Aaron Armitage of Calvinist Libertarians replies here. I approve of the language of “common grace.” Not as sure about the rest of the post. I am not sure that he means what I would mean if I said that stuff. However, I am way too tired right now to think these things through–sorry–operating on only four and a half hours of sleep. So I’ll just point you to his post so you can see for yourself.

OTOH Aaron may simply be saying what Willard S. Moore says, with which I completely agree: As I understand it, the doctrine of total depravity means not that we are wholly bad, but that every faculty is tainted. For example, those who think that virtue is a matter of letting reason control our bad emotions are mistaken, because our reasoning capacities are flawed. We cannot reason our way to God. The same response, mutatis mutandis, would be made to those who believe that following our hearts, or our instincts, or any other native faculty, will lead us to God. Only if God comes and gets us, as the father ran out to the prodigal son, can we know Him.

So possibly we don’t disagree, which is kind of disappointing.

Similarly from Eric Enlow: You are a little off on the meaning of “total depravity” which isn’t surprising (I’m guessing you haven’t been browsing the canons of Dordt). Total depravity simply refers to the state of affairs set out in Romans 14:23 that “whatever does not proceed from faith is sin.” Man in his natural state cannot do well. The totality of depravity refers to the effect of sin on all aspects of our powers, ie it is intended to deal with scope as opposed to quality as might be suggested by “absolute depravity.”

Specifically, total depravity is opposed to confusions of the Pelagian nature, which arise if we believe that we seek God as we should without his power.
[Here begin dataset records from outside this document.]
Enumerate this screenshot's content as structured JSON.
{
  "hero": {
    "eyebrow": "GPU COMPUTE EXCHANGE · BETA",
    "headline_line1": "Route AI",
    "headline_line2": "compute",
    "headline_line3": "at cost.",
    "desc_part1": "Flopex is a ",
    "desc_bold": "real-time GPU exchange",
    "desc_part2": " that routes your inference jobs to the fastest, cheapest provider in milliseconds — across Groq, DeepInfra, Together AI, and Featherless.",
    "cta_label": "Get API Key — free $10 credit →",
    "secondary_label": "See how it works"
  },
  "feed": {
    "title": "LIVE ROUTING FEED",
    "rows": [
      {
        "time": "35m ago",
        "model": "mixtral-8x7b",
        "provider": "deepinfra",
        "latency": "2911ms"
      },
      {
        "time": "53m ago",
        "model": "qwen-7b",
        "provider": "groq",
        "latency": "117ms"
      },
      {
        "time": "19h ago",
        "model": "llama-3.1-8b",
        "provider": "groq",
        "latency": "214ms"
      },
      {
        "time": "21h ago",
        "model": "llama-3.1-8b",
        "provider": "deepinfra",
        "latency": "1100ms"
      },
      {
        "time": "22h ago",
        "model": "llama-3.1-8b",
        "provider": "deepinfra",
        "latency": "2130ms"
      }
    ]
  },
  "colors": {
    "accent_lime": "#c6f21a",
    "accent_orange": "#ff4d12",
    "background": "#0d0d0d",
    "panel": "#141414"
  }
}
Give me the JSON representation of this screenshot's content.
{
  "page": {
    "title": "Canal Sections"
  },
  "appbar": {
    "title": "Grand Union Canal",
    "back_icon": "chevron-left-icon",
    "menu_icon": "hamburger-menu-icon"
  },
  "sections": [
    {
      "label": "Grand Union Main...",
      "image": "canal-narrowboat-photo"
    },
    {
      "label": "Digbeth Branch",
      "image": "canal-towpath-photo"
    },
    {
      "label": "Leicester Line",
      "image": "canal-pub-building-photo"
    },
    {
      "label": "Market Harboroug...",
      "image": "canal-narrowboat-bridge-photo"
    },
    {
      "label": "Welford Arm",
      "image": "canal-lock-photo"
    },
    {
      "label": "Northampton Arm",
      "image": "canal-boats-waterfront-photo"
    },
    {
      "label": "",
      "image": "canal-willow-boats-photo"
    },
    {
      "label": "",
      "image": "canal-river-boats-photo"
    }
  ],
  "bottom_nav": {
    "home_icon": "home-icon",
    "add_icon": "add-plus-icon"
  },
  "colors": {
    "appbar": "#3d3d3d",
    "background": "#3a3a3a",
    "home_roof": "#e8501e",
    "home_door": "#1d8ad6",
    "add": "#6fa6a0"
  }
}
It has never been taken to be opposed to conscience or an awareness of God and sin, only to the idea that we are capable of acting on such an awareness naturally.

Jason Spak of Spak writes in with Rousseau’s take, but to me this explanation just pushes the question back one step. If society corrupts us what made society suck? Anyway: I liked your post on original sin very much. Same for your blog in general.

Sadly, I think your questions have answers. You probably know this, but Rousseau argues that we’re all born good, without taint of sin, and society

inexorably corrupts us. If true, this would account for both our sense of

goodness and our earliest memories of badness. It’s not true, of course,

but absent revelation Rousseau’s account strikes me as being as logically

compelling as original sin is. You’ll find a brief discussion of all this in what is, for me at least, a surprising place: the website of the Diocese of La Crosse, Wisconsin, better known as the home of the world’s largest six-pack.

And from John Louis Schwenkler: [O]n Wednesday, you asked how people who don’t believe in original sin can make sense of its obviousness. Good question, which reminds me of a great Chesterton/Shaw story I once heard during a homily on the Immaculate Conception. Legend has it that as GBS is raging against anyone who could believe in something so silly as the IC, GKC promptly asks whether he believes in OS, and GBS replies that, no, that is utter silliness as well. To which GKC responds by pointing out that the denial of OS amounts to the claim that everyone was immaculately conceived. Boo ya.

Thanks very much to all who wrote in.